Objectives We aimed at investigating the origin of the correlations between tumor volume and F-18-FDG-PET texture indices in lung cancer. Methods Eighty-five consecutive patients with newly diagnosed non-small cell lung cancer (NSCLC) underwent a F-18-FDG-PET/CT scan before treatment. Seven phantom spheres uniformly filled with F-18-FDG, and covering a range of activities and volumes similar to that found in lung tumors, were also scanned. Established texture indices were computed for lung tumors and homogeneous spheres. The dependence between textural indices and volume in homogeneous spheres was modeled and then used to predict texture indices in lung tumors. Correlation analyses were carried out between predicted and texture features measured in lung tumors. Cox proportional hazards regression was used to investigate the associations between overall survival and volume-adjusted textural features.
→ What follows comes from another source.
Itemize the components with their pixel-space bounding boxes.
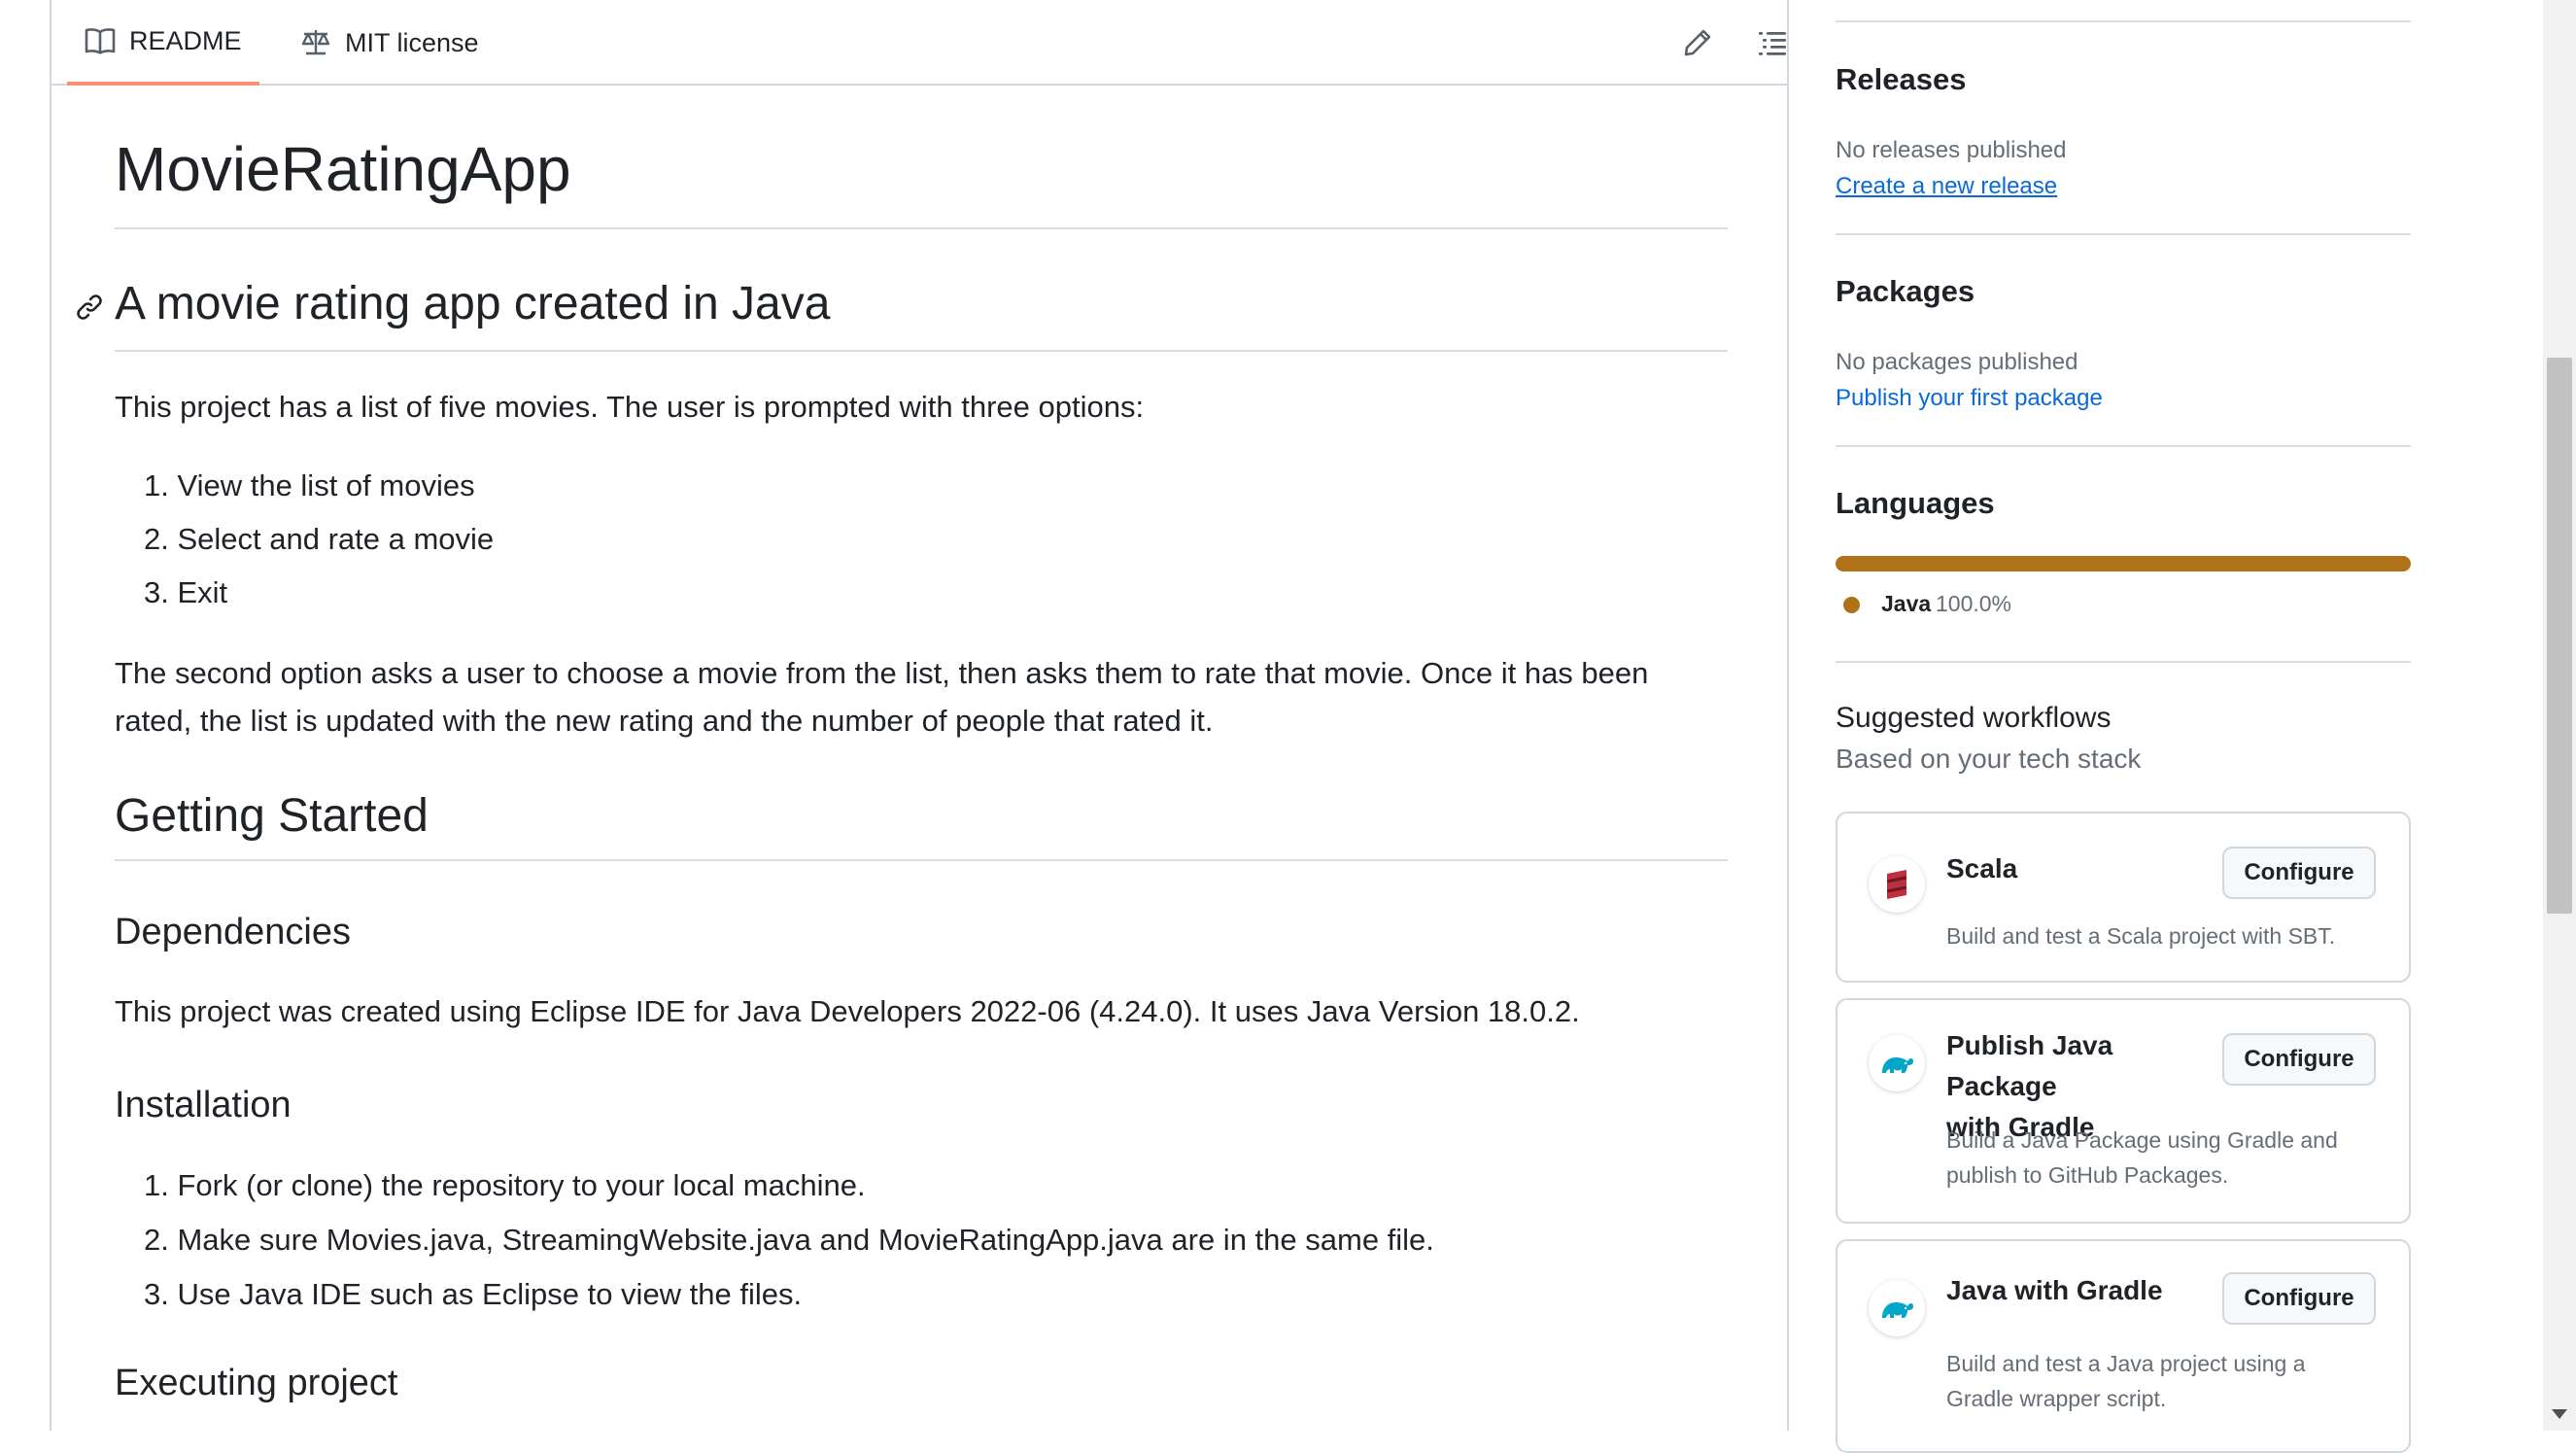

Results All textural features showed strong, non-linear correlations with volume, both in tumors and homogeneous spheres. Correlations between predicted versus measured texture features were very high for contrast (r(2) = 0.91), dissimilarity (r(2) = 0.90), ZP (r(2) = 0.90), GLNN (r(2) = 0.86), and homogeneity (r(2) = 0.82); high for entropy (r(2) = 0.50) and HILAE (r(2) = 0.53); and low for energy (r(2) = 0.30). Cox regressions showed that among volume-adjusted features, only HILAE was associated with overall survival (b = - 0.35, p = 0.008). Conclusion We have shown that texture indices previously found to be correlated with a number of clinically relevant outcomes might not provide independent information apart from that driven by their correlation with tumor volume, suggesting that these metrics might not be suitable as intratumor heterogeneity markers.

Automated summary

The study revealed strong correlations between tumor volume and F-18-FDG-PET texture indices in lung cancer, suggesting that texture indices might not provide independent information apart from being driven by their correlation with tumor volume, and may not be suitable as intratumor heterogeneity markers.